En ocasiones pueden resultar desquiciantes, pero yo adoro esos breves instantes de confusión en los que el mundo parece perder el equilibrio y de golpe nada tiene sentido. Es como si te cambiasen de película en mitad de la proyección y tú te quedas mirando a la pantalla sin entender absolutamente nada. Te ocurre, por ejemplo, cuando, un buen día, sin darte cuenta, te bajas del ascensor en el quinto piso en lugar del sexto y de repente tu llave no entra en la puerta de tu casa. O cuando alguien que te ha confundido con otro te asalta en plena calle y te habla con un tono muy cercano y total naturalidad. O aquella vez que entraste en el patio andaluz de un bar en Córdoba, te sentaste, le pediste un refresco al camarero y resultó ser una casa particular —doy fe de que estas cosas ocurren—. Tu cabeza intenta entonces recomponer el orden, encontrar alguna referencia, pero por alguna razón, las piezas no encajan. Es una sensación tan extraña, te sientes tan extraviado, que reconozco que, en cuanto la realidad recupera la compostura y todo vuelve a la normalidad, suelo experimentar cierto agrado. En el fondo acostumbro a disfrutar de haber estado durante unos segundos boca abajo.

Siempre que las cosas vuelvan a la normalidad, repito. Recuerdo el verano que fui de campamento a Padrón con un amigo que se llamaba Pablo y, en cuanto llegamos al recinto, alguien le dio la bienvenida refiriéndose a él como "Paquito". Nos miramos creyendo que se trataba de un lapsus, pero la cosa fue a peor. Media hora después, en el comedor, le llamaron Paquito. Al asignarle habitación, le llamaron Paquito. En su litera había un papel que ponía 'Paquito'. Era como si hubiésemos cruzado a un universo paralelo donde Pablo, un Pablo de los de toda la vida, se llamaba Paquito.

Resultó que, la tarde anterior, cuando conocimos al que sería nuestro monitor, éste había entendido que Pablo se llamaba Paco y, por si no fuese suficiente, cubrió su ficha utilizando el diminutivo. Todo el personal que trabajaba allí ese verano creía que Pablo se llamaba Paquito. Y el contagio fue tan intenso e inmediato que el resto de chavales que participaban en el campamento comenzaron a llamarle Paquito. Daba igual que insistieses en que su nombre era Pablo. Para toda aquella gente, mi amigo se llamaba y siempre se había llamado Paquito.

Nadie le llama Pablo desde entonces. Se marchó a Padrón siendo una persona y regresó siendo otra distinta. Ignoro si algún día las cosas volverán a ser como eran, pero sospecho que Paco, digo, Pablo, no lo interpretará como un breve y divertido momento de confusión.

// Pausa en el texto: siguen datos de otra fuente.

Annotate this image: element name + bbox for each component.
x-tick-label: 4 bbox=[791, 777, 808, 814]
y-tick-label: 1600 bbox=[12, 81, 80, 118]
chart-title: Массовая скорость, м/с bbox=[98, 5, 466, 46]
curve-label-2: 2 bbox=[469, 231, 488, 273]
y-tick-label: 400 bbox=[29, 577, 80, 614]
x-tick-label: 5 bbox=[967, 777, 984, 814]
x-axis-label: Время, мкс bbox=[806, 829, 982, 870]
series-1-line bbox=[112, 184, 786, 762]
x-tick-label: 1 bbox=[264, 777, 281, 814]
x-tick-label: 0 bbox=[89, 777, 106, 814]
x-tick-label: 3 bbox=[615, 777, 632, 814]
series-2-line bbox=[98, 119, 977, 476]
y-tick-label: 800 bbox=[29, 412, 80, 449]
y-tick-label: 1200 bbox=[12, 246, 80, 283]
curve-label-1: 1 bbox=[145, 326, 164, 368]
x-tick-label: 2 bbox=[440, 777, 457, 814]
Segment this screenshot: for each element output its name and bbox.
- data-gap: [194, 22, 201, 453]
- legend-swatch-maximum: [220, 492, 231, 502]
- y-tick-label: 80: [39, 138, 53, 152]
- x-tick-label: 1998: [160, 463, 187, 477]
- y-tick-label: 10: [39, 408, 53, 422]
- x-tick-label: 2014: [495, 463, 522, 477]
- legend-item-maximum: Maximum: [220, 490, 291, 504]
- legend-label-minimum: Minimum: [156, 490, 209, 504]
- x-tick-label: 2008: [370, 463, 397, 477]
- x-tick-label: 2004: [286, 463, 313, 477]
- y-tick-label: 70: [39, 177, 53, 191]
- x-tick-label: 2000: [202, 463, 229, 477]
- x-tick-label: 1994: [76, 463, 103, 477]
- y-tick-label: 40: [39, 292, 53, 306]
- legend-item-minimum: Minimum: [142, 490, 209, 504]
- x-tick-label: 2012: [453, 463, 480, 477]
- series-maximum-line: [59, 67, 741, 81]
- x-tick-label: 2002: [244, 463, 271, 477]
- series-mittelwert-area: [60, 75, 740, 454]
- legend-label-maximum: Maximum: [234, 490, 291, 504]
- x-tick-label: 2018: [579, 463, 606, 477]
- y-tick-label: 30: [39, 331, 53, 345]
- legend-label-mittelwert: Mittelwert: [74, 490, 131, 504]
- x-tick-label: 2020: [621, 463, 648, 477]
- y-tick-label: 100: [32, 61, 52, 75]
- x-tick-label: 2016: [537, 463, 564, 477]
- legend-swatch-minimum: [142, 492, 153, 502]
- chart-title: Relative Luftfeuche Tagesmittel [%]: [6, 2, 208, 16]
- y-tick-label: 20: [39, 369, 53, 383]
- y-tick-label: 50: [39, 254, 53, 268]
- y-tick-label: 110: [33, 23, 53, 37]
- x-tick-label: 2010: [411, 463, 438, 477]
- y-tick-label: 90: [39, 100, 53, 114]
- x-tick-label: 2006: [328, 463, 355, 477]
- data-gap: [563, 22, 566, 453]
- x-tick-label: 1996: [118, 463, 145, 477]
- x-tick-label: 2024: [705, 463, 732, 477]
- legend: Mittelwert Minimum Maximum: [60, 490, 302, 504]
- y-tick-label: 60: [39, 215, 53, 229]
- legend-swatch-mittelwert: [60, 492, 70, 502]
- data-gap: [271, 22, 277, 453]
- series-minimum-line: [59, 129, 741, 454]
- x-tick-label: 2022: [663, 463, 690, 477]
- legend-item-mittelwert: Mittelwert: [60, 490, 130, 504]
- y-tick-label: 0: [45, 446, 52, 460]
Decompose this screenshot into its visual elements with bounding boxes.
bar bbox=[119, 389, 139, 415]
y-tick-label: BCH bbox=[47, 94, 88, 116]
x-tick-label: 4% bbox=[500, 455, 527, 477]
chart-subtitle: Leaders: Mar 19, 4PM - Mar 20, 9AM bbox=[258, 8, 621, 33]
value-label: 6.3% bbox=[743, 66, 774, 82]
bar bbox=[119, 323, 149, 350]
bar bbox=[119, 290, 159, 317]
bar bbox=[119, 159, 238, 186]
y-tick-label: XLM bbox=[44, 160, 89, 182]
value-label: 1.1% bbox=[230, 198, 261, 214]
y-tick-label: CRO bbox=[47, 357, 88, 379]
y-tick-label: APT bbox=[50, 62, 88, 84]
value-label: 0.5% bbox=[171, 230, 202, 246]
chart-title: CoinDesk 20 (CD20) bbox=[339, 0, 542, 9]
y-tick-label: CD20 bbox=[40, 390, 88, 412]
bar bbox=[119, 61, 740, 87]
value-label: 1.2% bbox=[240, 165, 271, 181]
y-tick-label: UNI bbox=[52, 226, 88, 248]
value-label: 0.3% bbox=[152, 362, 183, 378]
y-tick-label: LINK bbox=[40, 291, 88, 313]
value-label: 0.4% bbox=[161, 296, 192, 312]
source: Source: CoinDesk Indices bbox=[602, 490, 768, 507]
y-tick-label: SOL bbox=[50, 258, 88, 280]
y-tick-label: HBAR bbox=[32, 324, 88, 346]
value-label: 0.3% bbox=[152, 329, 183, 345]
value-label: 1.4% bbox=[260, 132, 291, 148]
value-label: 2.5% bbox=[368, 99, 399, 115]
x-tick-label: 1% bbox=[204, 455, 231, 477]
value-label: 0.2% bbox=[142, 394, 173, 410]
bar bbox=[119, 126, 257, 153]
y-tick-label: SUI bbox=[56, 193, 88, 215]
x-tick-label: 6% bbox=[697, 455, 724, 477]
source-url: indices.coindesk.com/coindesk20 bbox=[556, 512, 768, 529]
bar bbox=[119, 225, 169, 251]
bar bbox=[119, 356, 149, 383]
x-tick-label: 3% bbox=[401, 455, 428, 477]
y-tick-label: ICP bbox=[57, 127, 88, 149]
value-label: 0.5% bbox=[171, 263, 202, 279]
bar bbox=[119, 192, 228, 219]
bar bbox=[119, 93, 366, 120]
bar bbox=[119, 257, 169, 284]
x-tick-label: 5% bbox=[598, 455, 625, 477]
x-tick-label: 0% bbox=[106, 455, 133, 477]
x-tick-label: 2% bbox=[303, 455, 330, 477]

Un par de días después de la anécdota de Sampedro, Casares se encontró con la señora y su hija en una de las habitaciones de la planta de maternidad. Se saludaron, comentaron entre risas lo ocurrido y, después de charlar un rato, el médico le preguntó a la abuela cómo se llamaba la niña. "Se llama Lucifer, doctor", dijo la señora con el rostro compungido, como lamentando el siniestro gusto de la madre. "¡Jennifer, mamá! ¡Se llama Jennifer", interrumpió escandalizada la madre, que se apresuró a disculparse ante el médico entre la vergüenza y el espanto.

"Es una pena que la abuela se hubiese confundido —comentaba Casares más adelante al narrar lo sucedido—. Yo ya me estaba imaginando a esa señora por el pueblo adelante gritando: "¡Lucifer, ven a cenar! ¡Ven a casa que está la cena en la mesa, Lucifer!"".